The New Museum is to present “Your Land/My Land: Election ’12,” (2012) an installation by artist Jonathan Horowitz to coincide with the 2012 American presidential election season. The exhibition will be staged simultaneously at art museums across the US. It will be on view at the New Museum in New York from October 10th –November 18th, 2012.
“Your Land/My Land: Election ’12” is a reimagined installation originally presented by Horowitz during the 2008 presidential election. At each location (as in ’08), red and blue area rugs will divide the exhibition space into opposing zones, reflecting America’s color-coded, political, and cultural divide. Back-to-back monitors will be suspended between the carpets, with one broadcasting a live feed of Fox News, the other of CNN. The installation will provide a location for people to gather and watch coverage of as well as talk about the presidential election. Its central trope is a divided United States swathed in only red and blue.
At the New Museum, the installation will occupy the Lobby, incorporating the front window and its view on to the street. The text “Your Land/My Land” will be adhered to the window, referencing This Land is Your Land by Woody Guthrie, which originally addressed the issue of land ownership. According to Horowitz, “If race and gender were the defining themes of the ’08 election, economic policy and economic disparity will likely be the defining themes of the 2012 election. The placement of the text on the window will extend this metaphor to the land of the museum and the land outside. To some, museums are decidedly blue—elitist bastions of liberalism—to others, they are lynchpins of a capitalist art market analogous to other capitalist markets that have been collapsing around us.”
When “Your Land/My Land” opens, a portrait of President Obama, as the current representative of all Americans, will hang from the ceiling between the two sides and a portrait of Mitt Romney will sit on the floor. On election night, each venue will host an election returns event, with the installation becoming a minimalist backdrop. If Obama wins, the position of the two portraits will remain the same. Should Obama be unseated, their positions will be switched.

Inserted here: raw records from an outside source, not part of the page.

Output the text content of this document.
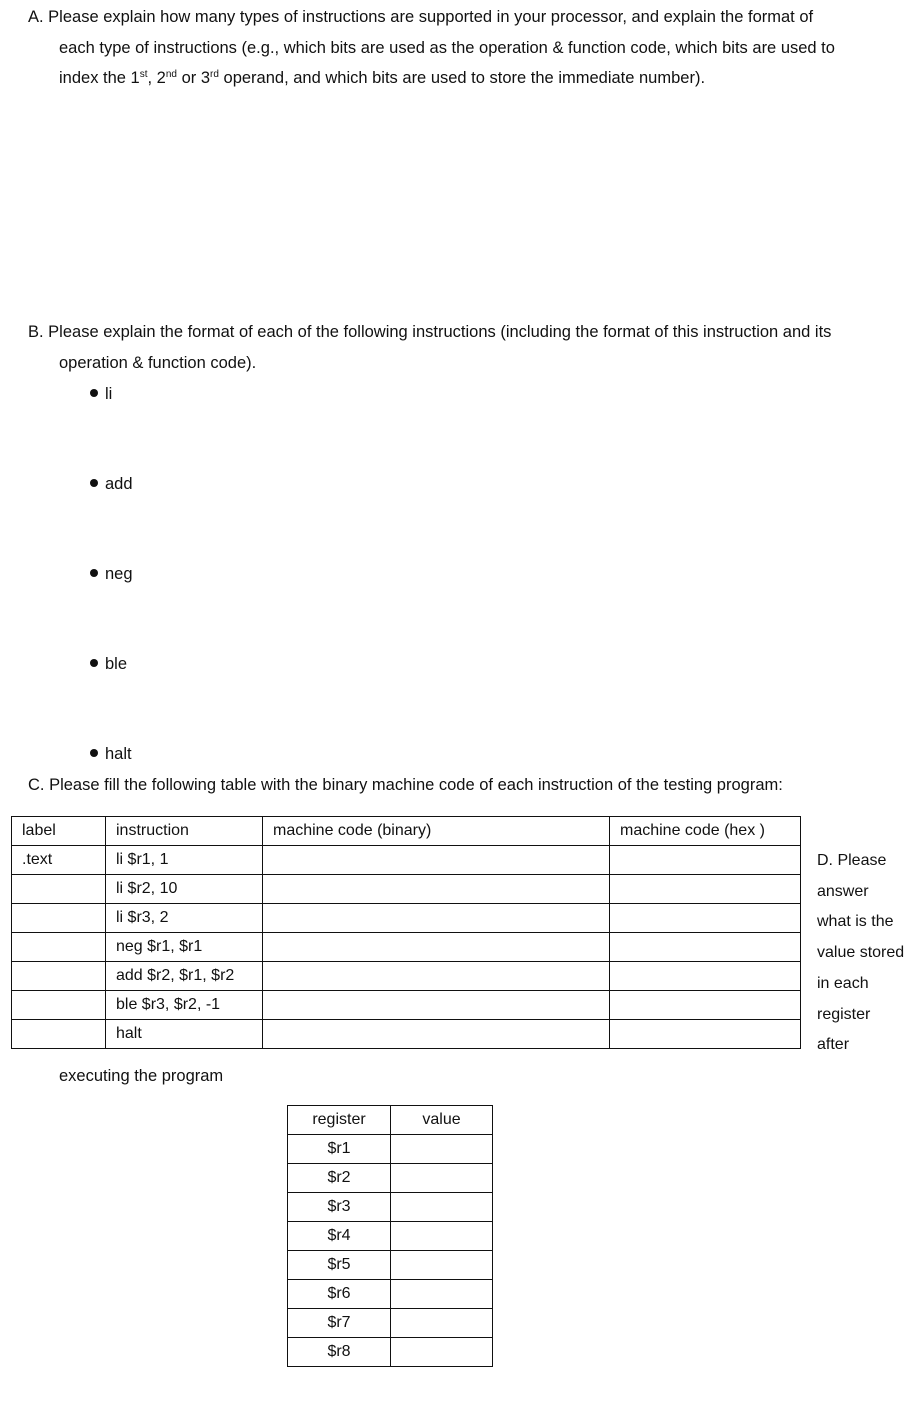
A. Please explain how many types of instructions are supported in your processor, and explain the format of
each type of instructions (e.g., which bits are used as the operation & function code, which bits are used to
index the 1st, 2nd or 3rd operand, and which bits are used to store the immediate number).
B. Please explain the format of each of the following instructions (including the format of this instruction and its
operation & function code).
li
add
neg
ble
halt
C. Please fill the following table with the binary machine code of each instruction of the testing program:
label	instruction	machine code (binary)	machine code (hex )
.text	li $r1, 1		
	li $r2, 10		
	li $r3, 2		
	neg $r1, $r1		
	add $r2, $r1, $r2		
	ble $r3, $r2, -1		
	halt		
D. Please
answer
what is the
value stored
in each
register
after
executing the program
register	value
$r1	
$r2	
$r3	
$r4	
$r5	
$r6	
$r7	
$r8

The installation will be customized for each particular museum and attention will be drawn to the role that cultural institutions can play in a democracy. Over the course of the exhibition, some participating venues will offer voter registration and host presidential debate screenings. A website, accessible at each museum, will link the different locations and visitors will be invited to post comments. Visitors may also connect on Twitter using #YLML.
Participating venues include:
Contemporary Art Museum, St Louis, MO – September 7–November 11
Contemporary Art Museum Raleigh, NC – September 22–November 12
Contemporary Arts Museum Houston, TX – September 28–November 11
Hammer Museum, Los Angeles – September 30–November 18
Utah Museum of Contemporary Art, Salt Lake City, UT – October 5–November 24
New Museum, New York – October 10–November 18
Telfair Museums, Savannah, GA – October 12–November 11
About the Artist
Since the early 1990s, Horowitz has made art that combines the imagery and ambivalence of Pop Art with the engaged criticality of conceptualism. Often based on popular commercial sources, his work examines the deep-seated links between consumerism and political consciousness, as well as the political silences of postwar art. Recent solo exhibitions include “Minimalist Works from the Holocaust Museum,” Dundee Contemporary Arts, Scotland (2010), “Apocalypto Now,” Museum Ludwig, Cologne (2009), and the retrospective exhibition, “And/Or,” P.S.1, New York (2009).